2. Relevant equations

3. The attempt at a solution
1. The problem statement, all variables and given/known data

2. Relevant equations

3. The attempt at a solution

2. Nov 27, 2009

Dunkle

You forgot to divide both sides of the equation by the leading term!
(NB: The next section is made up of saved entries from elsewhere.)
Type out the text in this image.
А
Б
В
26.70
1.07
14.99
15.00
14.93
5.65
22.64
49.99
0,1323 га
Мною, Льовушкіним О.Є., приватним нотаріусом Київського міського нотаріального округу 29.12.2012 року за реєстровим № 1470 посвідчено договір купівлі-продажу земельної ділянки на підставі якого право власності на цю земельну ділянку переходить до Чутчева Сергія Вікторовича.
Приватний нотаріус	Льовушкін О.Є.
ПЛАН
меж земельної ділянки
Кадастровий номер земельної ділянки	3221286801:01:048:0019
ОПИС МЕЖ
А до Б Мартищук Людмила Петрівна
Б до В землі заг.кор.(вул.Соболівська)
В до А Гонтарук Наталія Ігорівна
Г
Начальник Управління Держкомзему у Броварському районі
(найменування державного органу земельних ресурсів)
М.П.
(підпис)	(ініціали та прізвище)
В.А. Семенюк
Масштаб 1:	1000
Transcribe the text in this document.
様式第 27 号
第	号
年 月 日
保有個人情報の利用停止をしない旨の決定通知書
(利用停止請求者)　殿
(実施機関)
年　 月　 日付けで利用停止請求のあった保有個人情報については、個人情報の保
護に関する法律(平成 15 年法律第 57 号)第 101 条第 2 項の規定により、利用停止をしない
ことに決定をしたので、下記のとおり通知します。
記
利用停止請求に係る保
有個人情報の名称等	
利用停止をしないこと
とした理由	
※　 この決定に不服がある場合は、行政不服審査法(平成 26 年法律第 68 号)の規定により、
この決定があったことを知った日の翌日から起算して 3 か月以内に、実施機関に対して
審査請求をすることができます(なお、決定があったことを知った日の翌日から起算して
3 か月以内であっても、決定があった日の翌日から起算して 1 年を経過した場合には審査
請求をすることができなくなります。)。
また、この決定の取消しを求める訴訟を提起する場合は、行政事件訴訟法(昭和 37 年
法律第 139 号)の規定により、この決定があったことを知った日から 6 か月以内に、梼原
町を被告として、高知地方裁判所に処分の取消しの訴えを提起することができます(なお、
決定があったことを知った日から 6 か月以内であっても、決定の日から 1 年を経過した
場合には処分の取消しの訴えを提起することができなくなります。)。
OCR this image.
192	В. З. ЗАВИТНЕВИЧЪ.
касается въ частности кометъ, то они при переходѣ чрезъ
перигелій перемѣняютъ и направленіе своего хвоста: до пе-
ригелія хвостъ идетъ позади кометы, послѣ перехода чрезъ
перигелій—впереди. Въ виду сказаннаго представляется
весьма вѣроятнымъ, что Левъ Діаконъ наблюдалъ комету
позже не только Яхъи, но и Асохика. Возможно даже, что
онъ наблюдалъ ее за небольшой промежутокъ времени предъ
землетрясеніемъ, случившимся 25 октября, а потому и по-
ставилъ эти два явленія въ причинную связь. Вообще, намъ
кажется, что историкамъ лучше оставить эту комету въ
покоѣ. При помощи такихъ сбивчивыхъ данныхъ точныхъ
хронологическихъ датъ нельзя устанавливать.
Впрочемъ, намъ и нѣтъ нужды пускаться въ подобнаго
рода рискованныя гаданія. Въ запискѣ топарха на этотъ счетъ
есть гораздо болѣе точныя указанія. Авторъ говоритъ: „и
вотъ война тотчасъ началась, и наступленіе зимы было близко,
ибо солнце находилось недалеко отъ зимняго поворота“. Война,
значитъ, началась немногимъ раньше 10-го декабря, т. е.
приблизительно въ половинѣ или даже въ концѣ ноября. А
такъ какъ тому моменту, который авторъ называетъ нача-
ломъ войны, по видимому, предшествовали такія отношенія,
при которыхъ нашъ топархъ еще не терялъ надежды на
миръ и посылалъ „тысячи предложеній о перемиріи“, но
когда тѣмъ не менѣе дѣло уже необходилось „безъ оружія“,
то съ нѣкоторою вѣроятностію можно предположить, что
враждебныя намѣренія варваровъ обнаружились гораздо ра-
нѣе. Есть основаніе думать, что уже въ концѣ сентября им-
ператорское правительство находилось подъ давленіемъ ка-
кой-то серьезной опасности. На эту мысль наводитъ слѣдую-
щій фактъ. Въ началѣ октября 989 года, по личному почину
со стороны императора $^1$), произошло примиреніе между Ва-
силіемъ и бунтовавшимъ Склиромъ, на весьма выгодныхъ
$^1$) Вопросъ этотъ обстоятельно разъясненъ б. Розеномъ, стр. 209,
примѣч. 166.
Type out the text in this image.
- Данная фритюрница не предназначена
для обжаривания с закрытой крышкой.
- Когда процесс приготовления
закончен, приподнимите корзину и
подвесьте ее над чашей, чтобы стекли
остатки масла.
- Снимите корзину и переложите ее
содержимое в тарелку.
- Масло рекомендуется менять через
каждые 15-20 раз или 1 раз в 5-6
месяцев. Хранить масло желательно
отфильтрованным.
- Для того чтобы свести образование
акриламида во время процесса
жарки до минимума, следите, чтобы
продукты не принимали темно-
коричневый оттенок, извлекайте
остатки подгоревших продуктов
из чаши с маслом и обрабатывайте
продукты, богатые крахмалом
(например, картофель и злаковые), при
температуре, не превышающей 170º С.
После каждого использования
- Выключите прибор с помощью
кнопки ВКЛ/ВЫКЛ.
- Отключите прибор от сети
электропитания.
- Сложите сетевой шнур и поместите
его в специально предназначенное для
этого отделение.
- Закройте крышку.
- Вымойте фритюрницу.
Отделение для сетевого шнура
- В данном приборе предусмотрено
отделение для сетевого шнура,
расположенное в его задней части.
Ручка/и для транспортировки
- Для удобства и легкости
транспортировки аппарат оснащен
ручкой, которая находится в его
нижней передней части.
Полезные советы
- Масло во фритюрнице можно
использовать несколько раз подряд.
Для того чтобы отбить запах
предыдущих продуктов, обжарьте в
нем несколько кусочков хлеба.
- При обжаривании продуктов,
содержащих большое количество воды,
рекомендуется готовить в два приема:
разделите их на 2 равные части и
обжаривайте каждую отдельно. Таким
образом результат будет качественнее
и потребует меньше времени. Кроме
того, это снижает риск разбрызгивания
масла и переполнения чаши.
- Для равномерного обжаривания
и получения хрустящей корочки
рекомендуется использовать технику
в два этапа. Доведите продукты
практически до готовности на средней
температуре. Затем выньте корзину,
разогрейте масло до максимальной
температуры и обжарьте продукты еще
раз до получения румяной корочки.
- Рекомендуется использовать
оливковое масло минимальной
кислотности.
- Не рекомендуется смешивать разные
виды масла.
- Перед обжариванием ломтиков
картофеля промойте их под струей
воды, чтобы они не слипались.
Your ODE in standard form should be

$$y' + (4t^{-1})y = e^{-t}t^{-3}$$

The good news is that you found the correct integrating factor and you now have an easier integral to evaluate!

3. Nov 27, 2009

dwilmer

wow that was stupid. yup, when i multiply RHS by t^4 it works out. thanks

also, what does quetion mean when it says t must be less than zero, when they already specified that t = -1?

4. Nov 27, 2009

Staff: Mentor

I haven't worked this all the way through, so can't say for sure, but it could be that your solution might involve a square root in some way. Knowing whether t > 0 or t < 0 would enable you to identify which square root you should choose for your solution.